We have long been critical of the Coalition’s localism agenda. Not because we disagree with it in principle. Far from it. We would devolve power further and faster, and instead of dismantling those anti-democratic regional institutions we would democratise them in the form of a Wessex Parliament – the ‘Witan’ – an accountable voice for the region able to mount an effective challenge to Whitehall bullying.
We disagree with the Coalition’s plan because we don’t believe a word of it. It was always going to be a one-way street. (For example, giving communities the power to allow more housing than the local council wished to see but not less.) Now we are hearing phrases like ‘guided localism’ to describe what the Coalition really wants. Nick Raynsford, a former Labour minister, said that “for all that ministers want to talk the localism talk, they find it hard to resist interfering in local decision-making when it suits their wider public relations agenda”. And as a former Labour minister, Raynsford knows about that temptation, all too well.

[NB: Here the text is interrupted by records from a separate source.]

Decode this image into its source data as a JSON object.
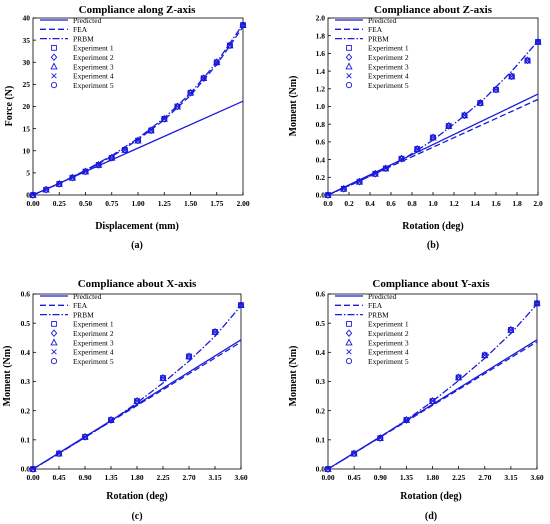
{
  "colors": {
    "series": "#1a1adb",
    "axis": "#000000",
    "background": "#ffffff"
  },
  "legend_entries": [
    "Predicted",
    "FEA",
    "PRBM",
    "Experiment 1",
    "Experiment 2",
    "Experiment 3",
    "Experiment 4",
    "Experiment 5"
  ],
  "chart_data": [
    {
      "type": "line",
      "title": "Compliance along Z-axis",
      "xlabel": "Displacement (mm)",
      "ylabel": "Force (N)",
      "caption": "(a)",
      "xlim": [
        0,
        2.0
      ],
      "ylim": [
        0,
        40
      ],
      "xticks": [
        "0.00",
        "0.25",
        "0.50",
        "0.75",
        "1.00",
        "1.25",
        "1.50",
        "1.75",
        "2.00"
      ],
      "yticks": [
        "0",
        "5",
        "10",
        "15",
        "20",
        "25",
        "30",
        "35",
        "40"
      ],
      "grid": false,
      "legend_position": "top-left",
      "series": [
        {
          "name": "Predicted",
          "style": "solid",
          "x": [
            0,
            2.0
          ],
          "y": [
            0,
            21.2
          ]
        },
        {
          "name": "FEA",
          "style": "dashed",
          "x": [
            0,
            0.25,
            0.5,
            0.75,
            1.0,
            1.25,
            1.5,
            1.75,
            2.0
          ],
          "y": [
            0,
            2.6,
            5.5,
            8.7,
            12.5,
            17.0,
            22.5,
            29.5,
            38.0
          ]
        },
        {
          "name": "PRBM",
          "style": "dashdot",
          "x": [
            0,
            0.25,
            0.5,
            0.75,
            1.0,
            1.25,
            1.5,
            1.75,
            2.0
          ],
          "y": [
            0,
            2.6,
            5.6,
            8.9,
            12.8,
            17.4,
            23.0,
            30.0,
            38.6
          ]
        }
      ],
      "experiment_x": [
        0,
        0.125,
        0.25,
        0.375,
        0.5,
        0.625,
        0.75,
        0.875,
        1.0,
        1.125,
        1.25,
        1.375,
        1.5,
        1.625,
        1.75,
        1.875,
        2.0
      ],
      "experiment_y": [
        0,
        1.2,
        2.5,
        3.9,
        5.3,
        6.8,
        8.4,
        10.2,
        12.3,
        14.6,
        17.2,
        20.0,
        23.1,
        26.4,
        30.0,
        33.8,
        38.4
      ]
    },
    {
      "type": "line",
      "title": "Compliance about Z-axis",
      "xlabel": "Rotation (deg)",
      "ylabel": "Moment (Nm)",
      "caption": "(b)",
      "xlim": [
        0,
        2.0
      ],
      "ylim": [
        0,
        2.0
      ],
      "xticks": [
        "0.0",
        "0.2",
        "0.4",
        "0.6",
        "0.8",
        "1.0",
        "1.2",
        "1.4",
        "1.6",
        "1.8",
        "2.0"
      ],
      "yticks": [
        "0.0",
        "0.2",
        "0.4",
        "0.6",
        "0.8",
        "1.0",
        "1.2",
        "1.4",
        "1.6",
        "1.8",
        "2.0"
      ],
      "grid": false,
      "legend_position": "top-left",
      "series": [
        {
          "name": "Predicted",
          "style": "solid",
          "x": [
            0,
            2.0
          ],
          "y": [
            0,
            1.14
          ]
        },
        {
          "name": "FEA",
          "style": "dashed",
          "x": [
            0,
            2.0
          ],
          "y": [
            0,
            1.08
          ]
        },
        {
          "name": "PRBM",
          "style": "dashdot",
          "x": [
            0,
            0.25,
            0.5,
            0.75,
            1.0,
            1.25,
            1.5,
            1.75,
            2.0
          ],
          "y": [
            0,
            0.13,
            0.27,
            0.43,
            0.62,
            0.85,
            1.1,
            1.4,
            1.74
          ]
        }
      ],
      "experiment_x": [
        0,
        0.15,
        0.3,
        0.45,
        0.55,
        0.7,
        0.85,
        1.0,
        1.15,
        1.3,
        1.45,
        1.6,
        1.75,
        1.9,
        2.0
      ],
      "experiment_y": [
        0,
        0.07,
        0.15,
        0.24,
        0.3,
        0.41,
        0.52,
        0.65,
        0.78,
        0.9,
        1.04,
        1.19,
        1.34,
        1.52,
        1.73
      ]
    },
    {
      "type": "line",
      "title": "Compliance about X-axis",
      "xlabel": "Rotation (deg)",
      "ylabel": "Moment (Nm)",
      "caption": "(c)",
      "xlim": [
        0,
        3.6
      ],
      "ylim": [
        0,
        0.6
      ],
      "xticks": [
        "0.00",
        "0.45",
        "0.90",
        "1.35",
        "1.80",
        "2.25",
        "2.70",
        "3.15",
        "3.60"
      ],
      "yticks": [
        "0.0",
        "0.1",
        "0.2",
        "0.3",
        "0.4",
        "0.5",
        "0.6"
      ],
      "grid": false,
      "legend_position": "top-left",
      "series": [
        {
          "name": "Predicted",
          "style": "solid",
          "x": [
            0,
            3.6
          ],
          "y": [
            0,
            0.443
          ]
        },
        {
          "name": "FEA",
          "style": "dashed",
          "x": [
            0,
            3.6
          ],
          "y": [
            0,
            0.435
          ]
        },
        {
          "name": "PRBM",
          "style": "dashdot",
          "x": [
            0,
            0.45,
            0.9,
            1.35,
            1.8,
            2.25,
            2.7,
            3.15,
            3.6
          ],
          "y": [
            0,
            0.053,
            0.108,
            0.165,
            0.227,
            0.295,
            0.37,
            0.455,
            0.56
          ]
        }
      ],
      "experiment_x": [
        0,
        0.45,
        0.9,
        1.35,
        1.8,
        2.25,
        2.7,
        3.15,
        3.6
      ],
      "experiment_y": [
        0,
        0.053,
        0.11,
        0.168,
        0.233,
        0.312,
        0.386,
        0.47,
        0.562
      ]
    },
    {
      "type": "line",
      "title": "Compliance about Y-axis",
      "xlabel": "Rotation (deg)",
      "ylabel": "Moment (Nm)",
      "caption": "(d)",
      "xlim": [
        0,
        3.6
      ],
      "ylim": [
        0,
        0.6
      ],
      "xticks": [
        "0.00",
        "0.45",
        "0.90",
        "1.35",
        "1.80",
        "2.25",
        "2.70",
        "3.15",
        "3.60"
      ],
      "yticks": [
        "0.0",
        "0.1",
        "0.2",
        "0.3",
        "0.4",
        "0.5",
        "0.6"
      ],
      "grid": false,
      "legend_position": "top-left",
      "series": [
        {
          "name": "Predicted",
          "style": "solid",
          "x": [
            0,
            3.6
          ],
          "y": [
            0,
            0.443
          ]
        },
        {
          "name": "FEA",
          "style": "dashed",
          "x": [
            0,
            3.6
          ],
          "y": [
            0,
            0.436
          ]
        },
        {
          "name": "PRBM",
          "style": "dashdot",
          "x": [
            0,
            0.45,
            0.9,
            1.35,
            1.8,
            2.25,
            2.7,
            3.15,
            3.6
          ],
          "y": [
            0,
            0.054,
            0.11,
            0.168,
            0.232,
            0.303,
            0.38,
            0.465,
            0.565
          ]
        }
      ],
      "experiment_x": [
        0,
        0.45,
        0.9,
        1.35,
        1.8,
        2.25,
        2.7,
        3.15,
        3.6
      ],
      "experiment_y": [
        0,
        0.053,
        0.106,
        0.168,
        0.233,
        0.314,
        0.39,
        0.477,
        0.568
      ]
    }
  ]
}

The Localism Bill is still making its way through the Commons but George Osborne admitted this month that the Tories, like Labour, may promise people-power but all they will deliver is profit-power. What he is reported to be saying is that he wants to make it much easier for companies to obtain planning consent for new projects – even if they go against the wishes of local residents. When this sort of thing happens in China there’s an almighty stink about human rights violations. When it happens here, protesters are labelled ‘deficit deniers’ and plainly told that there’s no alternative to rebooting the same failed system that got us where we are.
There you have it. Did you vote for these crooks? Will you be doing it again? And again? And again?